Séance ciné : la loi dans la tourmente

Céline Gobert
2013-02-03 17:14:00
Pour qui ?
Les avocats et avocates qui ont conscience que la justice peut déraper, à tout instant
Novembre 2001. Les policiers débarquent chez Alain Marécaux, huissier de justice sans histoire, l’accusent de viols sur mineurs avec complicité de son épouse, l’embarquent en garde à vue, lui enlèvent ses trois gamins. C’est le début du cauchemar. L’Affaire d’Outreau : gigantesque erreur judiciaire française, orchestrée par un juge d’instruction trop sûr de lui et des médias sensationnalistes. L’homme va tout perdre : sa femme, son étude, ses gosses, sa réputation, des années de sa vie.

La mise en scène est sobre (pas de musique, pas d’effets visuels grossiers), mais soignée : nerveuse et brutale au début de l’affaire, plus apaisée à mesure que défilent les années, elle épouse viscéralement les émotions de la victime. Stupéfaction, colère, incompréhension, désespoir, résignation, soulagement.
Tout du long, le réalisateur refuse de s’apitoyer sur son personnage. Il s’appuie sur un réel, surpuissant, surréaliste, qui se suffit à lui-même. Et sur un acteur. Philippe Torreton, incroyable, habité par l’homme qu’il incarne. Jusqu’à perdre 27 kilos durant le tournage. Jusqu’à la dépression. Un immense comédien qui retrace avec justesse le calvaire et l’opprobre, et qui dénonce, jusque dans sa chair, un système judiciaire français défaillant.
J comme Jolie
Pour qui ?
Les avocats qui pensent qu’Angelina Jolie vaut (bien) plus que Tomb Raider
Les avocates sensibles à la condition des femmes dans le monde
Malgré un engagement revendiqué pour les causes humanitaires et féministes (ses nombreuses adoptions d’enfants défavorisés ou son combat en tant qu’ambassadrice de l’ONU en témoignent), Angelina Jolie se traîne encore l’image d’une sulfureuse femme fatale, une Madame Tomb Pitt Raider trop glamour pour se permettre d’être sérieuse. Pour le coup, sa première œuvre en tant que réalisatrice (et scénariste, et productrice) risque d’en faire taire pas mal, puisqu’il aborde de plein fouet le conflit en Bosnie-Herzégovine.
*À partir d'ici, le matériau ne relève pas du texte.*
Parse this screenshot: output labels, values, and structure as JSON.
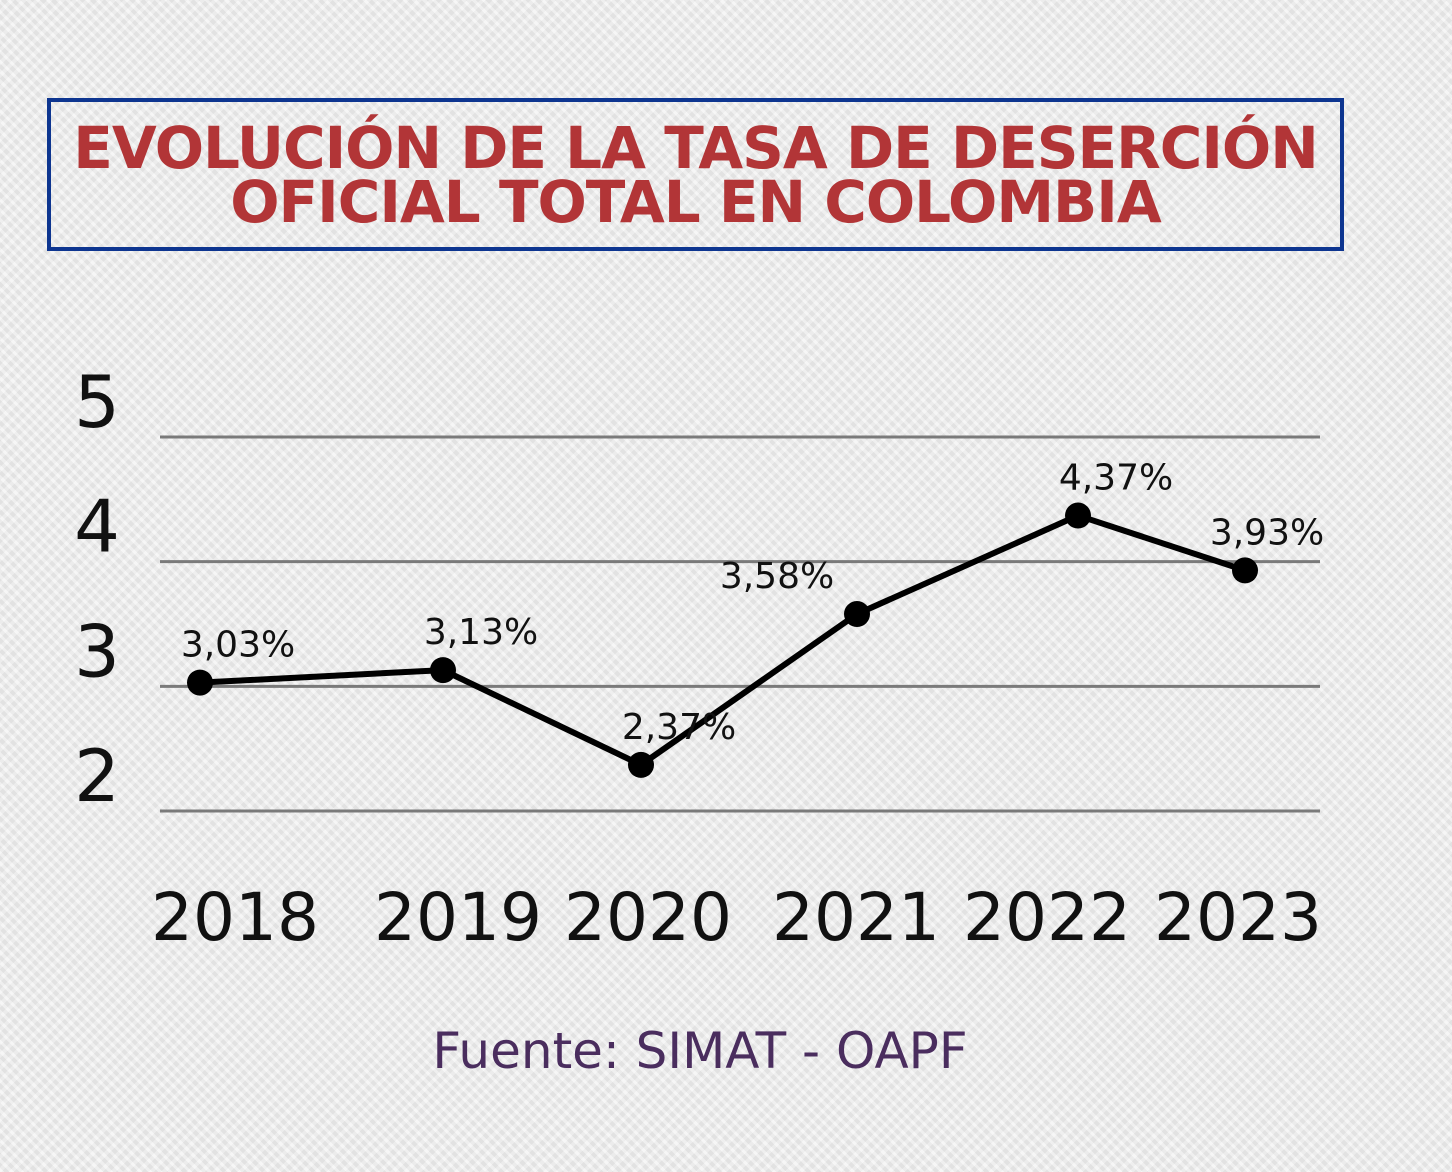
{
  "title": {
    "line1": "EVOLUCIÓN DE LA TASA DE DESERCIÓN",
    "line2": "OFICIAL TOTAL EN COLOMBIA"
  },
  "source": "Fuente: SIMAT - OAPF",
  "colors": {
    "title": "#b23537",
    "border": "#0d3590",
    "source": "#4a2d5e",
    "line": "#000000",
    "grid": "#7a7a7a"
  },
  "chart_data": {
    "type": "line",
    "title": "EVOLUCIÓN DE LA TASA DE DESERCIÓN OFICIAL TOTAL EN COLOMBIA",
    "xlabel": "",
    "ylabel": "",
    "categories": [
      "2018",
      "2019",
      "2020",
      "2021",
      "2022",
      "2023"
    ],
    "values": [
      3.03,
      3.13,
      2.37,
      3.58,
      4.37,
      3.93
    ],
    "labels": [
      "3,03%",
      "3,13%",
      "2,37%",
      "3,58%",
      "4,37%",
      "3,93%"
    ],
    "yticks": [
      "2",
      "3",
      "4",
      "5"
    ],
    "ylim": [
      2,
      5
    ],
    "grid": true
  }
}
En temps de guerre, plus de lois. La barbarie humaine se dévoile, les atrocités restent impunies, et, les instincts dominateurs masculins refont surface. C’est ce que choisit d’exposer Jolie au grand jour : les tortures, tant physiques que psychologiques, faites aux femmes, les viols répétés dont elles sont les victimes, les ravages d’une guerre, trop complexe pour que les rouages soient ici étudiés. D’ailleurs, quoiqu’en disent les critiques dont elle est l’objet, Angelina Jolie n’a nullement l’intention de prendre parti ou de disserter sur les causes et contextes du conflit. Ce qu’elle montre, c’est la souffrance féminine. Point barre.
Évidemment, et ce même si la cinéaste a du mal à rendre fluide ses basculements entre art de la mise en scène (parfois poseuse) et horreur du réel, le film est véritablement bouleversant. Jusqu’au crescendo final, clôture malsaine aux allures de tragédie grecque, elle assène de grandes claques au spectateur. Impossible d’en sortir indemnes.